Here’s what you need to know.
What’s going on?
The spat started after TechCrunch reported that Facebook had taken advantage of an Apple program that lets companies design apps for private corporate use, as well as test apps before they’re available to you. Using a certificate from Apple’s Developer Enterprise Program, Facebook distributed a market research app that gave the social network access to people’s phone and web activity, paying them as much as $20 a month. The data Facebook could view included web searches, location data and even private messages.
The situation got worse when Google revealed that it also used an enterprise certificate for a market research app called Screenwise Meter that gave the company access to a person’s phone activity. The search giant offered gift cards to people to download the app.
Apple determined that both companies had violated the rules of its Developer Enterprise Program because they distributed the apps to consumers instead of just employees. Apple blocked the apps by revoking the companies’ enterprise certificates — a move that shut down apps that Google and Facebook employees rely on at their campuses.
What’s an enterprise certificate anyway?
An iPhone won’t run an app unless it’s been signed using a cryptographic stamp of approval called a digital certificate. The certificate lets the iOS operating system verify that an app was written by an authorized party and hasn’t been tampered with. Apple signs software downloaded from the App Store with its own certificate. Apps distributed to consumers won’t get that certificate until it’s been vetted by Apple’s staff and made available through the App Store.
Companies have another way to get certificates, though.
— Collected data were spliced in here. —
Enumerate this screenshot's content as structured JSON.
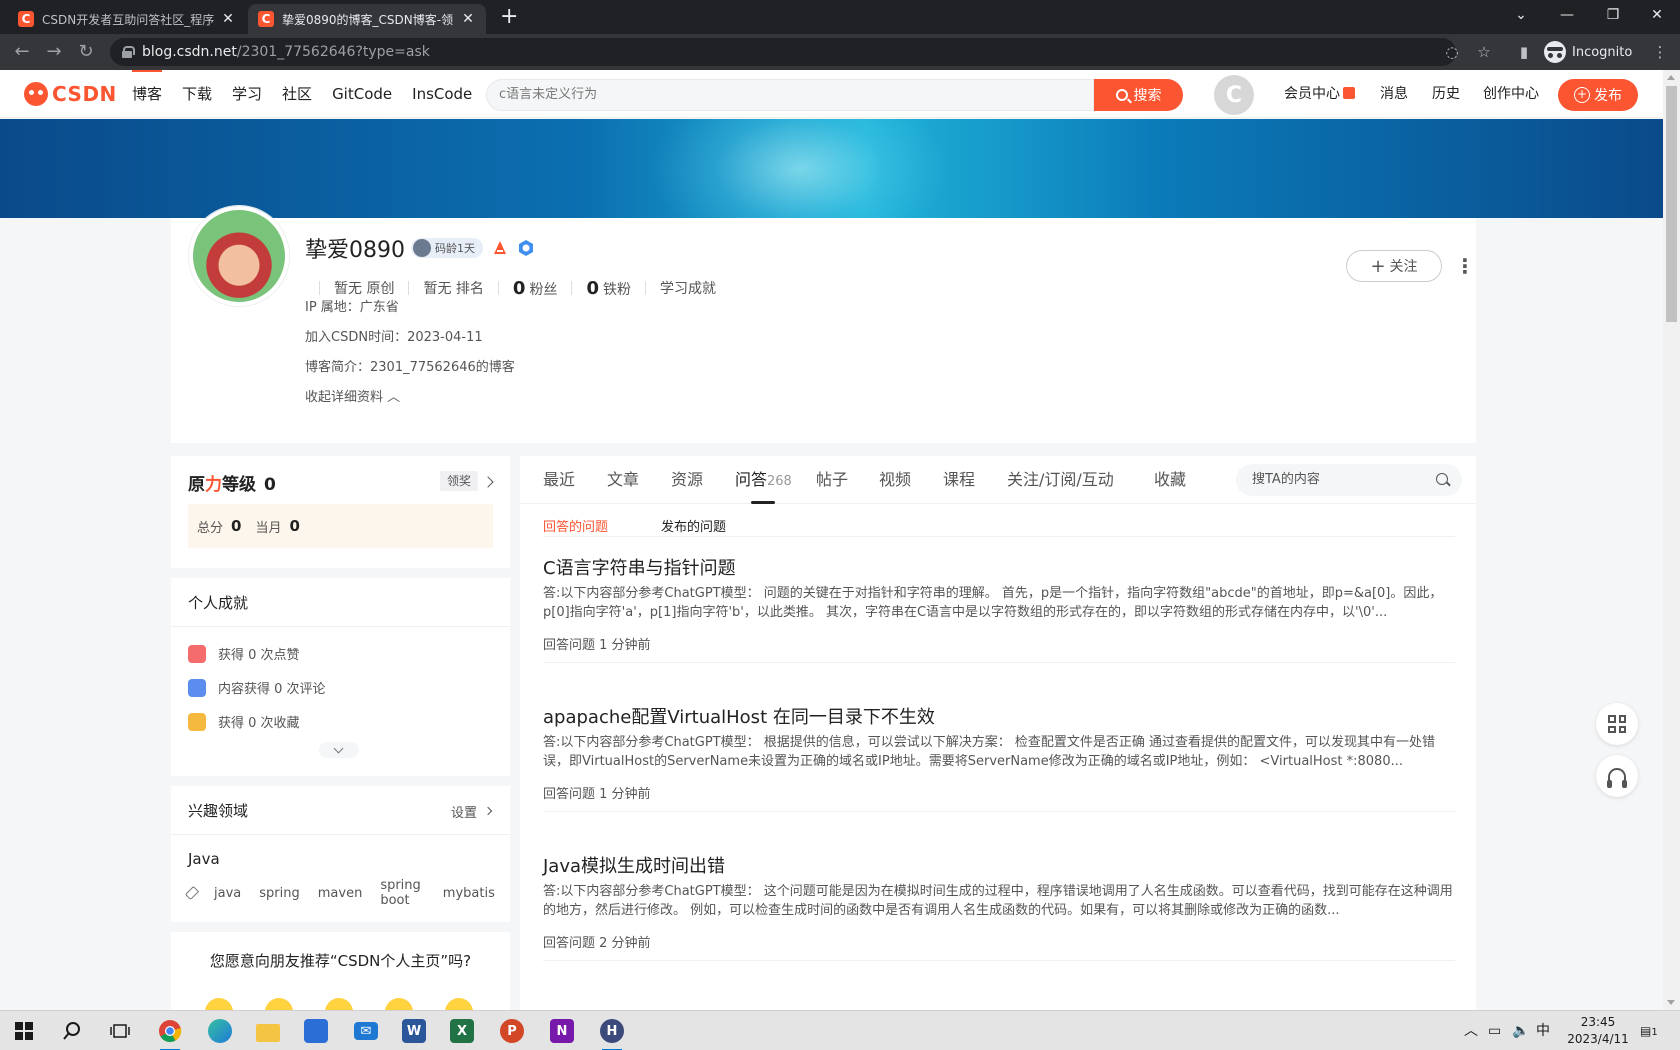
{
  "browser": {
    "tabs": [
      {
        "title": "CSDN开发者互助问答社区_程序",
        "favicon": "C"
      },
      {
        "title": "挚爱0890的博客_CSDN博客-领",
        "favicon": "C"
      }
    ],
    "new_tab": "+",
    "url_host": "blog.csdn.net",
    "url_path": "/2301_77562646?type=ask",
    "incognito_label": "Incognito"
  },
  "header": {
    "logo": "CSDN",
    "nav": [
      "博客",
      "下载",
      "学习",
      "社区",
      "GitCode",
      "InsCode"
    ],
    "search_placeholder": "c语言未定义行为",
    "search_button": "搜索",
    "right_links": [
      "会员中心",
      "消息",
      "历史",
      "创作中心"
    ],
    "publish": "发布",
    "accent_color": "#fc5531"
  },
  "profile": {
    "name": "挚爱0890",
    "code_age": "码龄1天",
    "stats": [
      {
        "value": "暂无",
        "label": "原创"
      },
      {
        "value": "暂无",
        "label": "排名"
      },
      {
        "value": "0",
        "label": "粉丝"
      },
      {
        "value": "0",
        "label": "铁粉"
      },
      {
        "value": "",
        "label": "学习成就"
      }
    ],
    "ip": "IP 属地：广东省",
    "joined": "加入CSDN时间：2023-04-11",
    "intro": "博客简介：2301_77562646的博客",
    "collapse": "收起详细资料",
    "follow": "关注"
  },
  "power": {
    "title_a": "原",
    "title_b": "力",
    "title_c": "等级",
    "level": "0",
    "reward": "领奖",
    "total_label": "总分",
    "total": "0",
    "month_label": "当月",
    "month": "0"
  },
  "achievements": {
    "title": "个人成就",
    "items": [
      "获得 0 次点赞",
      "内容获得 0 次评论",
      "获得 0 次收藏"
    ]
  },
  "interests": {
    "title": "兴趣领域",
    "settings": "设置",
    "field": "Java",
    "tags": [
      "java",
      "spring",
      "maven",
      "spring boot",
      "mybatis"
    ]
  },
  "recommend": {
    "question": "您愿意向朋友推荐“CSDN个人主页”吗?"
  },
  "main": {
    "tabs": [
      {
        "label": "最近",
        "count": ""
      },
      {
        "label": "文章",
        "count": ""
      },
      {
        "label": "资源",
        "count": ""
      },
      {
        "label": "问答",
        "count": "268"
      },
      {
        "label": "帖子",
        "count": ""
      },
      {
        "label": "视频",
        "count": ""
      },
      {
        "label": "课程",
        "count": ""
      },
      {
        "label": "关注/订阅/互动",
        "count": ""
      },
      {
        "label": "收藏",
        "count": ""
      }
    ],
    "search_placeholder": "搜TA的内容",
    "subtabs": [
      "回答的问题",
      "发布的问题"
    ],
    "questions": [
      {
        "title": "C语言字符串与指针问题",
        "answer": "答:以下内容部分参考ChatGPT模型： 问题的关键在于对指针和字符串的理解。 首先，p是一个指针，指向字符数组\"abcde\"的首地址，即p=&a[0]。因此，p[0]指向字符'a'，p[1]指向字符'b'，以此类推。 其次，字符串在C语言中是以字符数组的形式存在的，即以字符数组的形式存储在内存中，以'\\0'...",
        "meta": "回答问题 1 分钟前"
      },
      {
        "title": "apapache配置VirtualHost 在同一目录下不生效",
        "answer": "答:以下内容部分参考ChatGPT模型： 根据提供的信息，可以尝试以下解决方案： 检查配置文件是否正确 通过查看提供的配置文件，可以发现其中有一处错误，即VirtualHost的ServerName未设置为正确的域名或IP地址。需要将ServerName修改为正确的域名或IP地址，例如： <VirtualHost *:8080...",
        "meta": "回答问题 1 分钟前"
      },
      {
        "title": "Java模拟生成时间出错",
        "answer": "答:以下内容部分参考ChatGPT模型： 这个问题可能是因为在模拟时间生成的过程中，程序错误地调用了人名生成函数。可以查看代码，找到可能存在这种调用的地方，然后进行修改。 例如，可以检查生成时间的函数中是否有调用人名生成函数的代码。如果有，可以将其删除或修改为正确的函数...",
        "meta": "回答问题 2 分钟前"
      }
    ]
  },
  "taskbar": {
    "apps": [
      "start-icon",
      "search-icon",
      "task-view-icon",
      "chrome-icon",
      "edge-icon",
      "file-explorer-icon",
      "store-icon",
      "mail-icon",
      "word-icon",
      "excel-icon",
      "powerpoint-icon",
      "onenote-icon",
      "app-icon"
    ],
    "ime": "中",
    "time": "23:45",
    "date": "2023/4/11",
    "notifications": "1"
  }
}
The Apple Developer Enterprise Program lets them apply for an Apple-supplied certificate for their software. To qualify, companies have to jump through some hoops, as well as pay $299 a year. Once they’ve qualified, they can use the certificate to approve and distribute software to iPhones and iPads for employee use.
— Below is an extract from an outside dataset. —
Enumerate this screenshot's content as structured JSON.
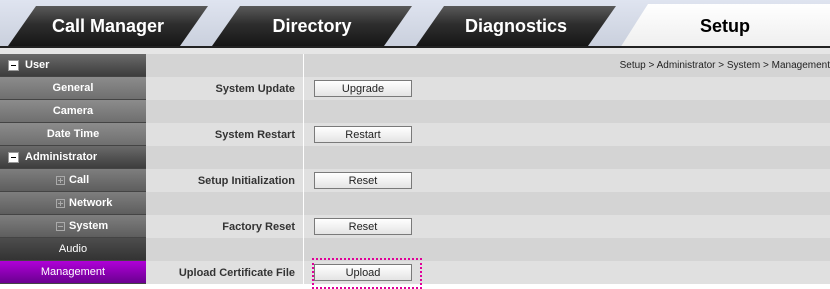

If an employee doesn’t install this certificate, ‘these apps would show up as completely untrusted,’ said Navin Kumar, lead engineer at Insight Engines. ‘You wouldn’t be able to install or run them. Period.’
So how did Facebook and Google misuse their certificates?
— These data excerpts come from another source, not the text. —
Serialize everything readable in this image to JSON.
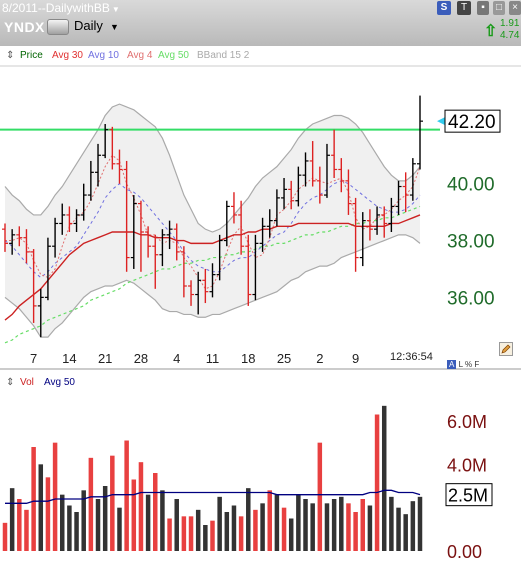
{
  "window": {
    "title": "8/2011--DailywithBB",
    "symbol": "YNDX",
    "period": "Daily",
    "quote_change": "1.91",
    "quote_pct": "4.74",
    "timestamp": "12:36:54",
    "mini_tools": [
      "A",
      "L",
      "%",
      "F"
    ],
    "buttons": {
      "s": "S",
      "t": "T"
    }
  },
  "legend": {
    "items": [
      {
        "label": "Price",
        "color": "#006400"
      },
      {
        "label": "Avg 30",
        "color": "#e03030"
      },
      {
        "label": "Avg 10",
        "color": "#7070e0"
      },
      {
        "label": "Avg 4",
        "color": "#e07070"
      },
      {
        "label": "Avg 50",
        "color": "#66dd66"
      },
      {
        "label": "BBand 15 2",
        "color": "#aaaaaa"
      }
    ]
  },
  "volume_legend": {
    "items": [
      {
        "label": "Vol",
        "color": "#cc2222"
      },
      {
        "label": "Avg 50",
        "color": "#000080"
      }
    ]
  },
  "chart_data": [
    {
      "type": "candlestick",
      "title": "",
      "xlabel": "",
      "ylabel": "",
      "ylim": [
        34.5,
        44.0
      ],
      "yticks": [
        "36.00",
        "38.00",
        "40.00"
      ],
      "xticks": [
        {
          "label": "7",
          "index": 4
        },
        {
          "label": "14",
          "index": 9
        },
        {
          "label": "21",
          "index": 14
        },
        {
          "label": "28",
          "index": 19
        },
        {
          "label": "4",
          "index": 24
        },
        {
          "label": "11",
          "index": 29
        },
        {
          "label": "18",
          "index": 34
        },
        {
          "label": "25",
          "index": 39
        },
        {
          "label": "2",
          "index": 44
        },
        {
          "label": "9",
          "index": 49
        }
      ],
      "last_price": "42.20",
      "horizontal_line": 41.9,
      "colors": {
        "up": "#000000",
        "down": "#dd2222",
        "hline": "#33dd66",
        "ma30": "#cc2222",
        "ma10": "#7070e0",
        "ma4": "#e07070",
        "ma50": "#66dd66",
        "band": "#aaaaaa",
        "band_fill": "#f0f0f0"
      },
      "ohlc": [
        [
          38.4,
          38.6,
          37.6,
          37.9
        ],
        [
          37.9,
          38.4,
          37.5,
          38.2
        ],
        [
          38.2,
          38.5,
          37.8,
          38.1
        ],
        [
          38.1,
          38.4,
          37.2,
          37.6
        ],
        [
          37.6,
          37.7,
          35.1,
          35.7
        ],
        [
          35.7,
          36.3,
          34.6,
          36.0
        ],
        [
          36.0,
          38.1,
          35.9,
          37.8
        ],
        [
          37.8,
          38.8,
          37.4,
          38.6
        ],
        [
          38.6,
          39.3,
          38.2,
          38.9
        ],
        [
          38.9,
          39.2,
          38.3,
          38.6
        ],
        [
          38.6,
          39.1,
          38.3,
          38.9
        ],
        [
          38.9,
          40.0,
          38.7,
          39.6
        ],
        [
          39.6,
          40.8,
          39.4,
          40.4
        ],
        [
          40.4,
          41.4,
          39.9,
          41.0
        ],
        [
          41.0,
          42.1,
          40.9,
          41.9
        ],
        [
          41.9,
          42.0,
          40.5,
          40.7
        ],
        [
          40.7,
          41.2,
          40.0,
          40.5
        ],
        [
          40.5,
          40.8,
          36.9,
          37.4
        ],
        [
          37.4,
          39.6,
          37.0,
          39.3
        ],
        [
          39.3,
          39.4,
          36.9,
          38.3
        ],
        [
          38.3,
          38.5,
          37.4,
          37.8
        ],
        [
          37.8,
          38.2,
          36.3,
          37.5
        ],
        [
          37.5,
          38.4,
          37.1,
          38.2
        ],
        [
          38.2,
          38.7,
          37.7,
          38.4
        ],
        [
          38.4,
          38.6,
          37.3,
          37.6
        ],
        [
          37.6,
          37.8,
          36.0,
          36.4
        ],
        [
          36.4,
          36.6,
          35.7,
          36.1
        ],
        [
          36.1,
          36.9,
          35.4,
          36.6
        ],
        [
          36.6,
          37.0,
          35.8,
          36.2
        ],
        [
          36.2,
          37.2,
          36.0,
          36.8
        ],
        [
          36.8,
          38.2,
          36.6,
          38.0
        ],
        [
          38.0,
          39.4,
          37.8,
          39.2
        ],
        [
          39.2,
          39.7,
          38.6,
          38.9
        ],
        [
          38.9,
          39.4,
          37.5,
          37.8
        ],
        [
          37.8,
          38.2,
          35.7,
          36.1
        ],
        [
          36.1,
          38.2,
          35.9,
          37.9
        ],
        [
          37.9,
          38.8,
          37.6,
          38.5
        ],
        [
          38.5,
          39.1,
          38.1,
          38.7
        ],
        [
          38.7,
          39.8,
          38.5,
          39.5
        ],
        [
          39.5,
          40.2,
          39.1,
          39.8
        ],
        [
          39.8,
          40.1,
          39.1,
          39.4
        ],
        [
          39.4,
          40.6,
          39.2,
          40.3
        ],
        [
          40.3,
          41.1,
          39.9,
          40.8
        ],
        [
          40.8,
          41.5,
          39.9,
          40.1
        ],
        [
          40.1,
          40.6,
          39.3,
          39.6
        ],
        [
          39.6,
          41.4,
          39.5,
          41.0
        ],
        [
          41.0,
          41.9,
          40.2,
          40.5
        ],
        [
          40.5,
          40.9,
          39.7,
          40.1
        ],
        [
          40.1,
          40.5,
          38.9,
          39.3
        ],
        [
          39.3,
          39.5,
          36.9,
          37.4
        ],
        [
          37.4,
          39.0,
          37.1,
          38.7
        ],
        [
          38.7,
          39.1,
          38.0,
          38.4
        ],
        [
          38.4,
          39.2,
          38.2,
          38.9
        ],
        [
          38.9,
          39.2,
          38.1,
          38.6
        ],
        [
          38.6,
          39.5,
          38.3,
          39.2
        ],
        [
          39.2,
          40.1,
          38.9,
          39.9
        ],
        [
          39.9,
          40.4,
          39.0,
          39.6
        ],
        [
          39.6,
          40.9,
          39.4,
          40.7
        ],
        [
          40.7,
          43.1,
          40.5,
          42.2
        ]
      ],
      "ma30": [
        35.2,
        35.4,
        35.7,
        35.9,
        36.1,
        36.3,
        36.6,
        36.9,
        37.2,
        37.5,
        37.7,
        37.9,
        38.0,
        38.1,
        38.2,
        38.3,
        38.3,
        38.3,
        38.3,
        38.2,
        38.2,
        38.1,
        38.1,
        38.1,
        38.0,
        38.0,
        37.9,
        37.9,
        37.9,
        37.9,
        38.0,
        38.1,
        38.2,
        38.2,
        38.3,
        38.3,
        38.4,
        38.4,
        38.5,
        38.5,
        38.5,
        38.6,
        38.6,
        38.6,
        38.6,
        38.6,
        38.6,
        38.6,
        38.6,
        38.5,
        38.5,
        38.5,
        38.5,
        38.5,
        38.6,
        38.6,
        38.7,
        38.8,
        38.9
      ],
      "ma10": [
        38.0,
        37.8,
        37.5,
        37.2,
        36.9,
        36.7,
        36.9,
        37.2,
        37.4,
        37.6,
        37.8,
        38.2,
        38.6,
        39.0,
        39.5,
        39.8,
        40.0,
        39.8,
        39.7,
        39.5,
        39.2,
        38.9,
        38.6,
        38.3,
        38.0,
        37.6,
        37.3,
        37.1,
        37.0,
        36.9,
        36.9,
        37.1,
        37.3,
        37.4,
        37.4,
        37.6,
        37.8,
        38.0,
        38.2,
        38.3,
        38.6,
        39.0,
        39.3,
        39.5,
        39.6,
        39.8,
        40.0,
        40.1,
        40.0,
        39.8,
        39.6,
        39.4,
        39.2,
        39.1,
        39.0,
        39.0,
        39.1,
        39.3,
        39.6
      ],
      "ma4": [
        38.0,
        38.0,
        38.1,
        37.9,
        37.3,
        36.8,
        36.7,
        37.0,
        37.8,
        38.5,
        38.8,
        39.0,
        39.4,
        40.0,
        40.6,
        41.0,
        40.8,
        40.0,
        39.5,
        38.9,
        38.2,
        38.2,
        37.9,
        38.0,
        37.9,
        37.4,
        37.1,
        36.7,
        36.3,
        36.4,
        36.9,
        37.6,
        38.2,
        38.5,
        37.9,
        37.4,
        37.5,
        38.1,
        38.9,
        39.1,
        39.4,
        39.8,
        40.0,
        40.2,
        40.1,
        40.0,
        40.1,
        40.2,
        39.7,
        38.8,
        38.4,
        38.5,
        38.8,
        38.9,
        39.1,
        39.4,
        39.6,
        39.9,
        40.6
      ],
      "ma50": [
        34.4,
        34.5,
        34.7,
        34.8,
        34.9,
        35.0,
        35.2,
        35.3,
        35.4,
        35.5,
        35.6,
        35.7,
        35.9,
        36.0,
        36.1,
        36.2,
        36.3,
        36.5,
        36.6,
        36.7,
        36.8,
        36.9,
        37.0,
        37.0,
        37.1,
        37.2,
        37.2,
        37.3,
        37.3,
        37.4,
        37.4,
        37.5,
        37.5,
        37.6,
        37.6,
        37.7,
        37.8,
        37.8,
        37.9,
        37.9,
        38.0,
        38.1,
        38.2,
        38.2,
        38.3,
        38.3,
        38.4,
        38.5,
        38.5,
        38.6,
        38.6,
        38.7,
        38.7,
        38.8,
        38.8,
        38.9,
        39.0,
        39.1,
        39.2
      ],
      "bb_upper": [
        39.9,
        39.6,
        39.4,
        39.1,
        38.9,
        38.9,
        39.2,
        39.6,
        39.9,
        40.3,
        40.7,
        41.1,
        41.5,
        41.9,
        42.4,
        42.7,
        42.8,
        42.7,
        42.6,
        42.4,
        42.2,
        42.0,
        41.6,
        41.0,
        40.3,
        39.6,
        39.1,
        38.6,
        38.4,
        38.3,
        38.4,
        38.6,
        38.9,
        39.2,
        39.5,
        39.9,
        40.2,
        40.4,
        40.6,
        40.9,
        41.2,
        41.6,
        41.9,
        42.1,
        42.2,
        42.3,
        42.4,
        42.4,
        42.3,
        42.1,
        41.8,
        41.4,
        41.0,
        40.6,
        40.3,
        40.1,
        40.1,
        40.3,
        40.6
      ],
      "bb_lower": [
        36.0,
        35.8,
        35.6,
        35.3,
        35.0,
        34.6,
        34.6,
        34.9,
        35.1,
        35.4,
        35.7,
        36.0,
        36.2,
        36.3,
        36.4,
        36.4,
        36.5,
        36.6,
        36.5,
        36.3,
        36.1,
        35.9,
        35.6,
        35.5,
        35.5,
        35.4,
        35.4,
        35.3,
        35.3,
        35.4,
        35.4,
        35.5,
        35.6,
        35.7,
        35.8,
        35.9,
        36.0,
        36.1,
        36.2,
        36.4,
        36.6,
        36.7,
        36.9,
        37.0,
        37.1,
        37.1,
        37.2,
        37.4,
        37.5,
        37.6,
        37.7,
        37.8,
        37.9,
        38.0,
        38.1,
        38.2,
        38.2,
        38.1,
        37.9
      ]
    },
    {
      "type": "bar",
      "title": "",
      "xlabel": "",
      "ylabel": "",
      "ylim": [
        0,
        7.2
      ],
      "yticks": [
        "0.00",
        "4.0M",
        "6.0M"
      ],
      "avg_label": "2.5M",
      "units": "M",
      "colors": {
        "up": "#333333",
        "down": "#e84040",
        "avg": "#000080"
      },
      "volume": [
        {
          "v": 1.3,
          "up": false
        },
        {
          "v": 2.9,
          "up": true
        },
        {
          "v": 2.4,
          "up": false
        },
        {
          "v": 1.9,
          "up": false
        },
        {
          "v": 4.8,
          "up": false
        },
        {
          "v": 4.0,
          "up": true
        },
        {
          "v": 3.4,
          "up": false
        },
        {
          "v": 5.0,
          "up": false
        },
        {
          "v": 2.6,
          "up": true
        },
        {
          "v": 2.1,
          "up": true
        },
        {
          "v": 1.8,
          "up": true
        },
        {
          "v": 2.8,
          "up": true
        },
        {
          "v": 4.3,
          "up": false
        },
        {
          "v": 2.4,
          "up": true
        },
        {
          "v": 3.0,
          "up": true
        },
        {
          "v": 4.4,
          "up": false
        },
        {
          "v": 2.0,
          "up": true
        },
        {
          "v": 5.1,
          "up": false
        },
        {
          "v": 3.3,
          "up": false
        },
        {
          "v": 4.1,
          "up": false
        },
        {
          "v": 2.6,
          "up": true
        },
        {
          "v": 3.6,
          "up": false
        },
        {
          "v": 2.8,
          "up": true
        },
        {
          "v": 1.5,
          "up": false
        },
        {
          "v": 2.4,
          "up": true
        },
        {
          "v": 1.6,
          "up": false
        },
        {
          "v": 1.6,
          "up": false
        },
        {
          "v": 1.9,
          "up": true
        },
        {
          "v": 1.2,
          "up": true
        },
        {
          "v": 1.4,
          "up": false
        },
        {
          "v": 2.5,
          "up": true
        },
        {
          "v": 1.8,
          "up": true
        },
        {
          "v": 2.1,
          "up": true
        },
        {
          "v": 1.6,
          "up": false
        },
        {
          "v": 2.9,
          "up": true
        },
        {
          "v": 1.9,
          "up": false
        },
        {
          "v": 2.2,
          "up": true
        },
        {
          "v": 2.8,
          "up": false
        },
        {
          "v": 2.6,
          "up": true
        },
        {
          "v": 2.0,
          "up": false
        },
        {
          "v": 1.5,
          "up": true
        },
        {
          "v": 2.6,
          "up": true
        },
        {
          "v": 2.4,
          "up": true
        },
        {
          "v": 2.2,
          "up": true
        },
        {
          "v": 5.0,
          "up": false
        },
        {
          "v": 2.2,
          "up": true
        },
        {
          "v": 2.4,
          "up": true
        },
        {
          "v": 2.5,
          "up": true
        },
        {
          "v": 2.2,
          "up": false
        },
        {
          "v": 1.8,
          "up": false
        },
        {
          "v": 2.4,
          "up": false
        },
        {
          "v": 2.1,
          "up": true
        },
        {
          "v": 6.3,
          "up": false
        },
        {
          "v": 6.7,
          "up": true
        },
        {
          "v": 2.5,
          "up": true
        },
        {
          "v": 2.0,
          "up": true
        },
        {
          "v": 1.7,
          "up": true
        },
        {
          "v": 2.3,
          "up": true
        },
        {
          "v": 2.5,
          "up": true
        }
      ],
      "avg": [
        2.2,
        2.2,
        2.2,
        2.2,
        2.3,
        2.3,
        2.3,
        2.4,
        2.4,
        2.4,
        2.4,
        2.4,
        2.5,
        2.5,
        2.5,
        2.6,
        2.6,
        2.6,
        2.6,
        2.7,
        2.7,
        2.7,
        2.7,
        2.7,
        2.7,
        2.7,
        2.7,
        2.7,
        2.7,
        2.7,
        2.7,
        2.7,
        2.7,
        2.7,
        2.7,
        2.7,
        2.7,
        2.7,
        2.6,
        2.6,
        2.6,
        2.6,
        2.6,
        2.6,
        2.6,
        2.6,
        2.6,
        2.6,
        2.6,
        2.6,
        2.6,
        2.7,
        2.7,
        2.8,
        2.8,
        2.7,
        2.7,
        2.7,
        2.6
      ]
    }
  ]
}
They used their certificates to let people outside of their companies install apps on their iPhones without going through Apple’s app store and its approval process. That’s a big no-no.
Apple lays down rules in no uncertain terms: ‘Enroll in the Apple Developer Enterprise Program only if you intend to distribute proprietary apps to employees within your organization.’
Obviously, ordinary Facebook users don’t qualify as employees even if you’re paying them $20 a month to see how they use their phones.
What happens when an enterprise certificate is revoked?
iOS won’t run the corporate app. Apple supplies companies with enterprise certificates, and it can withdraw them too. When you try to run an an app signed with a revoked certificate, iOS will discover that it’s been revoked and refuse to run the software.
That means Apple can block the Facebook and Google market research apps from working for consumers. But the decision also means that apps used by Apple and Facebook employees stopped working.
Okay, but how does this affect me?
The good news is that Apple’s move didn’t affect other Facebook and Google apps consumers use. Those apps, which include Facebook, Instagram, Gmail and others, were still available in the App Store and running as usual. ‘This didn’t have an impact on our consumer-facing services,’ a Facebook spokesperson said.
Internally, though, the move disrupted the daily lives of Facebook and Google employees who test new products and features before they’re released to the public — a process known as ‘dogfooding.’ When Apple yanked the companies’ enterprise certificates, it could have slowed down the tech giants’ product development. As it turned out, though, the disruption only lasted about a day.